En Bel­gique, bien enten­du, per­sonne ne se risque à faire des décla­ra­tions de ce type. Le pou­voir y est plus prag­ma­tique que théo­rique et l’on ne songe pas à y invo­quer l’État de droit. Ain­si, quand Nicole de Moor décide de ne plus accueillir dans le réseau Feda­sil les hommes iso­lés deman­deurs d’asile, elle refuse de res­pec­ter les normes qu’elle est char­gée de mettre en œuvre, en tant que secré­taire d’État à l’asile et à la migra­tion. Alors que sa mis­sion, en tant que membre de l’Exécutif, est de faire appli­quer le droit, elle pré­fère en rendre le res­pect impos­sible – volon­tai­re­ment ou par incom­pé­tence –, renon­cer au prin­cipe de l’égalité et igno­rer des cen­taines de condam­na­tions judi­ciaires consta­tant l’illégalité de son action. Ce n’est là ni plus ni moins que, pour l’Exécutif, cher­cher à se rendre indé­pen­dant des pou­voirs légis­la­tif et judiciaire.

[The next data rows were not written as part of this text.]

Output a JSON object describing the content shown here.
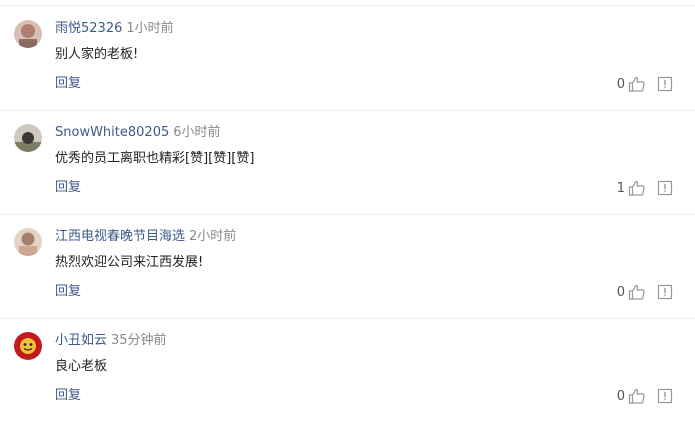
{
  "comments": [
    {
      "username": "雨悦52326",
      "time": "1小时前",
      "text": "别人家的老板!",
      "reply_label": "回复",
      "likes": "0",
      "avatar_color": "#c9a49a"
    },
    {
      "username": "SnowWhite80205",
      "time": "6小时前",
      "text": "优秀的员工离职也精彩[赞][赞][赞]",
      "reply_label": "回复",
      "likes": "1",
      "avatar_color": "#6f6b5d"
    },
    {
      "username": "江西电视春晚节目海选",
      "time": "2小时前",
      "text": "热烈欢迎公司来江西发展!",
      "reply_label": "回复",
      "likes": "0",
      "avatar_color": "#b89684"
    },
    {
      "username": "小丑如云",
      "time": "35分钟前",
      "text": "良心老板",
      "reply_label": "回复",
      "likes": "0",
      "avatar_color": "#c31b1b"
    }
  ],
  "icons": {
    "like": "thumbs-up-icon",
    "report": "report-icon"
  }
}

Tout cela sus­cite bien quelques pro­tes­ta­tions, mais, dans l’ensemble, per­sonne ne s’émeut à la mesure de ce qui est à l’œuvre : le déman­tè­le­ment de l’État de droit et de l’équilibre des pou­voirs qui le rend pos­sible. Ce qui se met en place à bas bruit, c’est le pro­gramme de l’extrême droite, désor­mais ani­mé d’une vie propre et affran­chi des fas­cistes qui l’ont long­temps por­té, seuls contre tous.

Ce qui se donne à voir éga­le­ment, c’est la fra­gi­li­té de notre culture démo­cra­tique, quand ni les citoyens ni la presse ne sont capables de mettre les mots justes sur ce qui se passe sous nos yeux : la sor­tie de la démo­cra­tie. Car, ne nous y trom­pons pas, ce qui rend un État (et une socié­té) démo­cra­tiques, c’est leur ten­sion vers davan­tage de démo­cra­tie. La démo­cra­tie n’est pas un état que l’on peut atteindre, elle est une aspi­ra­tion jamais satis­faite, comme la liber­té, l’égalité ou la jus­tice. Dès lors que l’on cesse de pro­gres­ser vers elle, on cesse d’être démo­crate. Car en se conten­tant d’une situa­tion impar­faite, on admet que cer­taines et cer­tains demeu­re­ront exclus de la démo­cra­tie, on renonce à reven­di­quer plus de droits pour nos sem­blables. On ne peut dès lors plus se pré­tendre démocrate.